For nearly 40 years, he taught and was the librarian at Caius College at Cambridge University. Prynne "was hailed as a leading light of the so-called Cambridge School, a loose aggregation of poets who emerged in the 1960s and were known for their cerebral approach, marked by late Modernist experimentation," the Times wrote.
In a 1987 Times of London piece, author Peter Ackroyd described Prynne as "without doubt the most formidable and accomplished poet in England today, a writer who has single-handedly changed the vocabulary of expression."
One of Prynne's best known poems, "The Ideal Star-Fighter," originally published in his collection Brass (1971), begins, "Now a slight meniscus floats on the moral pigment of these times, producing displacement of the body image, the politic albino."
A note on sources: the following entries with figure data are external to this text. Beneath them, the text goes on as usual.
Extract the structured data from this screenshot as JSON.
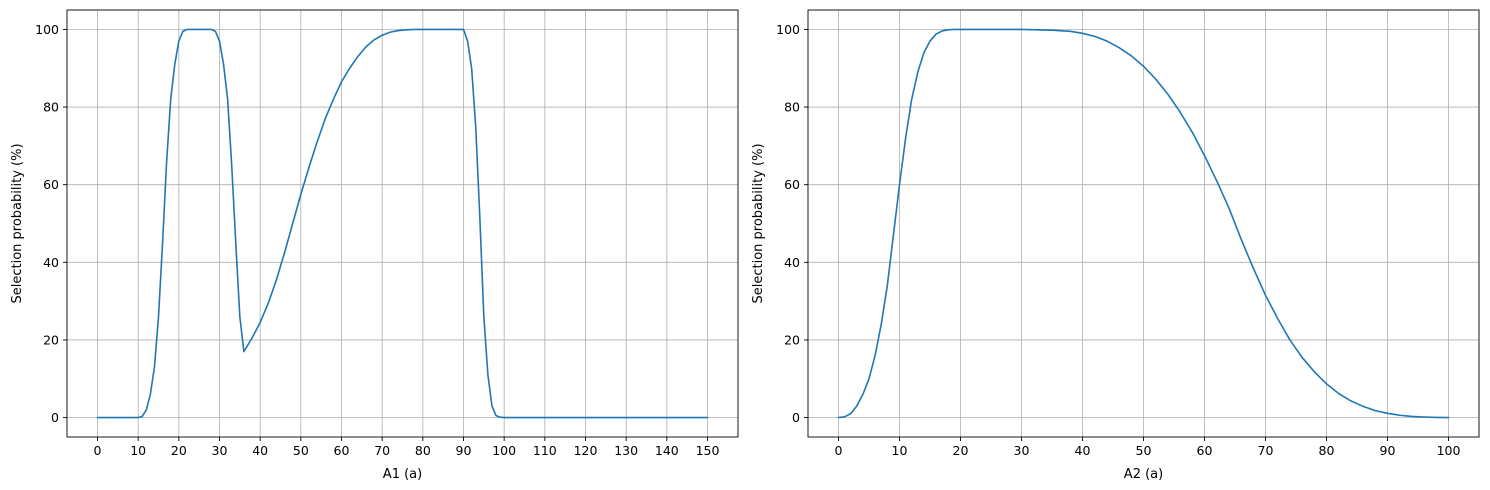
{
  "chart_data": [
    {
      "type": "line",
      "xlabel": "A1 (a)",
      "ylabel": "Selection probability (%)",
      "xlim": [
        -7.5,
        157.5
      ],
      "ylim": [
        -5,
        105
      ],
      "xticks": [
        0,
        10,
        20,
        30,
        40,
        50,
        60,
        70,
        80,
        90,
        100,
        110,
        120,
        130,
        140,
        150
      ],
      "yticks": [
        0,
        20,
        40,
        60,
        80,
        100
      ],
      "grid": true,
      "line_color": "#1f77b4",
      "series": [
        {
          "x": [
            0,
            10,
            11,
            12,
            13,
            14,
            15,
            16,
            17,
            18,
            19,
            20,
            21,
            22,
            23,
            24,
            25,
            26,
            27,
            28,
            29,
            30,
            31,
            32,
            33,
            34,
            35,
            36,
            38,
            40,
            42,
            44,
            46,
            48,
            50,
            52,
            54,
            56,
            58,
            60,
            62,
            64,
            66,
            68,
            70,
            72,
            74,
            76,
            78,
            80,
            85,
            90,
            91,
            92,
            93,
            94,
            95,
            96,
            97,
            98,
            99,
            100,
            150
          ],
          "y": [
            0,
            0,
            0.3,
            2,
            6,
            13,
            26,
            45,
            66,
            82,
            91,
            97,
            99.5,
            100,
            100,
            100,
            100,
            100,
            100,
            100,
            99.5,
            97,
            91,
            82,
            65,
            45,
            26,
            17,
            20.5,
            24.5,
            29.5,
            35.5,
            42.5,
            50,
            57.5,
            64.5,
            71,
            77,
            82,
            86.5,
            90,
            93,
            95.5,
            97.3,
            98.5,
            99.3,
            99.7,
            99.9,
            100,
            100,
            100,
            100,
            97,
            90,
            75,
            52,
            26,
            11,
            3,
            0.5,
            0.1,
            0,
            0
          ]
        }
      ]
    },
    {
      "type": "line",
      "xlabel": "A2 (a)",
      "ylabel": "Selection probability (%)",
      "xlim": [
        -5,
        105
      ],
      "ylim": [
        -5,
        105
      ],
      "xticks": [
        0,
        10,
        20,
        30,
        40,
        50,
        60,
        70,
        80,
        90,
        100
      ],
      "yticks": [
        0,
        20,
        40,
        60,
        80,
        100
      ],
      "grid": true,
      "line_color": "#1f77b4",
      "series": [
        {
          "x": [
            0,
            1,
            2,
            3,
            4,
            5,
            6,
            7,
            8,
            9,
            10,
            11,
            12,
            13,
            14,
            15,
            16,
            17,
            18,
            19,
            20,
            25,
            30,
            35,
            38,
            40,
            42,
            44,
            46,
            48,
            50,
            52,
            54,
            56,
            58,
            60,
            62,
            64,
            66,
            68,
            70,
            72,
            74,
            76,
            78,
            80,
            82,
            84,
            86,
            88,
            90,
            92,
            94,
            96,
            98,
            100
          ],
          "y": [
            0,
            0.2,
            1,
            3,
            6,
            10,
            16,
            24,
            34,
            47,
            60,
            72,
            82,
            89,
            94,
            97,
            98.8,
            99.6,
            99.9,
            100,
            100,
            100,
            100,
            99.8,
            99.5,
            99,
            98.2,
            97,
            95.3,
            93.2,
            90.5,
            87.2,
            83.3,
            78.7,
            73.5,
            67.5,
            61,
            54,
            46,
            38.5,
            31.5,
            25.5,
            20,
            15.5,
            11.8,
            8.7,
            6.2,
            4.3,
            2.9,
            1.8,
            1.1,
            0.6,
            0.3,
            0.15,
            0.05,
            0
          ]
        }
      ]
    }
  ]
}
In a critical appraisal in 2020 in the Chicago Review, Luke Roberts observed: "Part of the prestige of Prynne's poetry is its much-vaunted (and perhaps equally derided) difficulty, and the usual claim about reading Prynne's work involves the experience of bafflement, frustration, doubt, and dead-ends, all exhilarating in their own way."
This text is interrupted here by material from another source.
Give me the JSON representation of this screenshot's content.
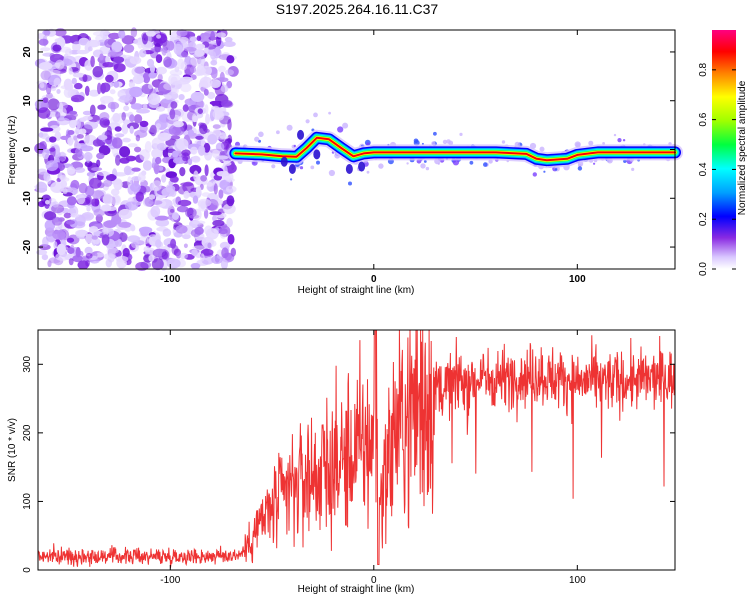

Prynne's output was prolific, including "dozens of publications, often booklets of fewer than 40 pages, almost exclusively released through small presses," the New York Times noted. A major collection of past work, Poems (1999), was more than 400 pages, and a follow-up, Poems, 2016-24, added more than 700 pages of new material.
His other collections include Kitchen Poems (1968), The White Stones (1969), Kazoo Dreamboats; or, On What There Is (2011), To Pollen (2006), Biting the Air (2003), Triodes (1999), Her Weasels Wild Returning (1993), Not-You (1993), Poems (1982), and more
"I am frequently accused of having more or less altogether taken leave of discernible sense," he said in a 2007 lecture. "In fact, I believe this accusation to be more or less true, and not to me alarmingly so, because what for so long has seemed the arduous royal road into the domain of poetry--'what does it mean?' seems less and less an unavoidably necessary precondition for successful reading."
The Times noted that despite the complexity of much of his work, "Poem 48," included in Snooty Tipoffs (2021), "avoids the philosophical complexity he was known for--and indeed, might be read as an acknowledgment of that complexity's limits":
When the heart stops, its business concluded
there's not much to do, however deluded;
immortal longings, like belongings,
abandon their fate at the turnstile's gate.